Toplum Çalışmaları Enstitüsü Yönetim Kurulu üyesi Oğuz Atalay, ekonomi politikalarının enflasyonla mücadelede yetersiz kaldığını ve yükün alt ve orta gelir grubuna ağır geldiğini belirtti. Enflasyonu 4-6 puan arasında azaltabilecek politika önerilerini sıraladı.
Mayıs 2023 seçimlerinden sonra yıllık enflasyonun yüzde 39,59 seviyesinde olduğu hatırlatılan analizde, iki yıl sonra bu oranın yüzde 37,86’ya gerilediği bildirildi. Enflasyonun yüzde 75,45’e kadar yükseldiği ancak kalıcı bir düşüş sağlanamadığı vurgulandı. Türkiye Cumhuriyet Merkez Bankası’nın (TCMB) faiz artışlarına işaret edildi ve Atalay, para politikasında sıkılaşmaya rağmen baz ve geniş para artış oranlarının düşük kalmasının politikanın etkinliğini sorgulattığını belirtti.
‘YÜK ALT VE ORTA GELİR GRUBUNDA’
Atalay, sıkılaştırıcı para politikalarının ekonomik durgunluk ve likidite sıkışıklığına yol açarken, mali politika tarafının eksik kaldığını savundu. 2025 Nisan ayı bütçe gerçekleşmeleri incelendiğinde bütçe giderlerinin yüzde 46,3 artış gösterdiği, faiz giderlerindeki artışın ise rekor seviyede yükseldiği belirtildi. İlk dört ayda faiz giderlerindeki artışın bütçe açığının istenilen seviyelere ulaşamadığını ve mali disiplinin sağlanamadığını ortaya koyduğu ifade edildi.
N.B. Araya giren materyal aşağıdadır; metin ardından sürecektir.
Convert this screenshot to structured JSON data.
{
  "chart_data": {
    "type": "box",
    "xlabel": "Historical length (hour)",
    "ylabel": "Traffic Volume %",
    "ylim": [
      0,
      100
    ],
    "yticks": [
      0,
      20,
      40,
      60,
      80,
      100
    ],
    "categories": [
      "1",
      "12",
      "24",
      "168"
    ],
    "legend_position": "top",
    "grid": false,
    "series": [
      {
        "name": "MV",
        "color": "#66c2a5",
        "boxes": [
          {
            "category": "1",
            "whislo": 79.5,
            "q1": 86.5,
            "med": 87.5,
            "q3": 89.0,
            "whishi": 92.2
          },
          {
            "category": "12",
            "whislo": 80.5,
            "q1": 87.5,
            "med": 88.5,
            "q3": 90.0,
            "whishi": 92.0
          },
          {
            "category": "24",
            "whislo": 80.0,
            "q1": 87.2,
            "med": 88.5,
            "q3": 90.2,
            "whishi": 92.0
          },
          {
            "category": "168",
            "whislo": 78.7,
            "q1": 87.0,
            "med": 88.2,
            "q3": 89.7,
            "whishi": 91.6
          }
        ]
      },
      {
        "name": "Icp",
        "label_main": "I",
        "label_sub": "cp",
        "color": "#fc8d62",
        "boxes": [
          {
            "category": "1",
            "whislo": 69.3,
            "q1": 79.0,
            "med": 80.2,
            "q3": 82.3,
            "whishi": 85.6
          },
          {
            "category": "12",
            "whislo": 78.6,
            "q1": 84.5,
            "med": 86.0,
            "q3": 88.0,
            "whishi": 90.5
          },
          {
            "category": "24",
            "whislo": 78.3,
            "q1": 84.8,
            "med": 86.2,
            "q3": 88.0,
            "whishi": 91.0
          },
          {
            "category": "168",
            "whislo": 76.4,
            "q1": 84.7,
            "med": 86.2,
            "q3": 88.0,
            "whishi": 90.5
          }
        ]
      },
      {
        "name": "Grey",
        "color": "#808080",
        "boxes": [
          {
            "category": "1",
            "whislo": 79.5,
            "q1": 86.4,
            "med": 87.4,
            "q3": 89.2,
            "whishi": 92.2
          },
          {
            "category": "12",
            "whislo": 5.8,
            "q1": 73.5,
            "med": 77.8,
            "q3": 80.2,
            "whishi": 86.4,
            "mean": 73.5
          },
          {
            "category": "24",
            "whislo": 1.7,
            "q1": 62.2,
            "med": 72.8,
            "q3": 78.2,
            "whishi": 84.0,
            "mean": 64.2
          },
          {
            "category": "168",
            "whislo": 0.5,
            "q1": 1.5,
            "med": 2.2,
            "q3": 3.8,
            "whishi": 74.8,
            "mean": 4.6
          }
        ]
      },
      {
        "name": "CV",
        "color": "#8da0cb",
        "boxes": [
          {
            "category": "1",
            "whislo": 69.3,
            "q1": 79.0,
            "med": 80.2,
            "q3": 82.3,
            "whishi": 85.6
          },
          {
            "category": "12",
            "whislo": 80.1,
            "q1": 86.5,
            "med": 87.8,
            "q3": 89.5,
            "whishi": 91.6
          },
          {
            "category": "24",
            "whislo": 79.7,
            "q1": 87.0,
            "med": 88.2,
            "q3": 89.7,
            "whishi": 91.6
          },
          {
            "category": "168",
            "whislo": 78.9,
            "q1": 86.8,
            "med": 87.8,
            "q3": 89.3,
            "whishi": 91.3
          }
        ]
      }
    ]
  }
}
Atalay, Hazine ve Maliye Bakanı Mehmet Şimşek‘in vergi politikalarının altında yatan nedenin bütçe dengesizliği olduğuna dikkat çekerek, “Politikaların yükü alt ve orta gelir grubuna binmekte ve bu kesimin sorunlarına çözüm üretilememektedir” şeklinde konuştu.
‘VERGİ YÜKÜ DENGELİ DAĞITILMALI’
Toplum Çalışmaları Enstitüsü, ekonomik darboğazdan çıkış ve alt-orta gelir gruplarının alım gücünü artırmak için şu politika önerilerini sundu:
- Alt ve orta gelir grubunun alım gücünü artırmak ve bu grubun vergi yüklerini hafifletmek için ilk vergi diliminin sınırının 2 kat, ikinci vergi diliminin sınırının 3 kat artırılması gerekmektedir.
- Mevduat faiz gelirlerinde oranlı vergilendirme yapılmalı ve yüksek tasarruf sahiplerinden daha fazla vergi alınmalıdır.
- Mevduat faiz geliri elde edenlerin belirli oranda devlet tahvili bulundurması zorunlu tutulmalı ve vadede vergi teşviki olmalıdır.
- Reel getiri garantili ve enflasyona endeksli tahvillerin yaygınlaştırılması gerekmektedir.
- Boş konutlara ilave vergi getirilmeli ve çoklu konut sahipliği artırılan oranlı vergiye tabi olmalıdır.
- Gelir-harcama uyumsuzluğu üzerinden otomatik vergi getirilmelidir.
- Kredi kartı ile yapılan yurtdışı harcamalara harcama tutarına göre artan oranlı vergi getirilmelidir.
‘ENFLASYON DÜŞEBİLİR’
Atalay, önerilerin hayata geçirilmesi durumunda enflasyonun 4-6 puan düşebileceğini ve alt-orta gelir grubunun rahatlayabileceği bir sürece girilebileceğini belirtti. Enflasyonun düşmemesinin nedeninin yüksek gelir grubunun harcama alışkanlıklarını değiştirmemesi ve TL’ye olan güven eksikliği olduğuna dikkat çekti. Atalay, “Verginin tavana yayıldığı bir modele geçmek gerekiyor” dedi.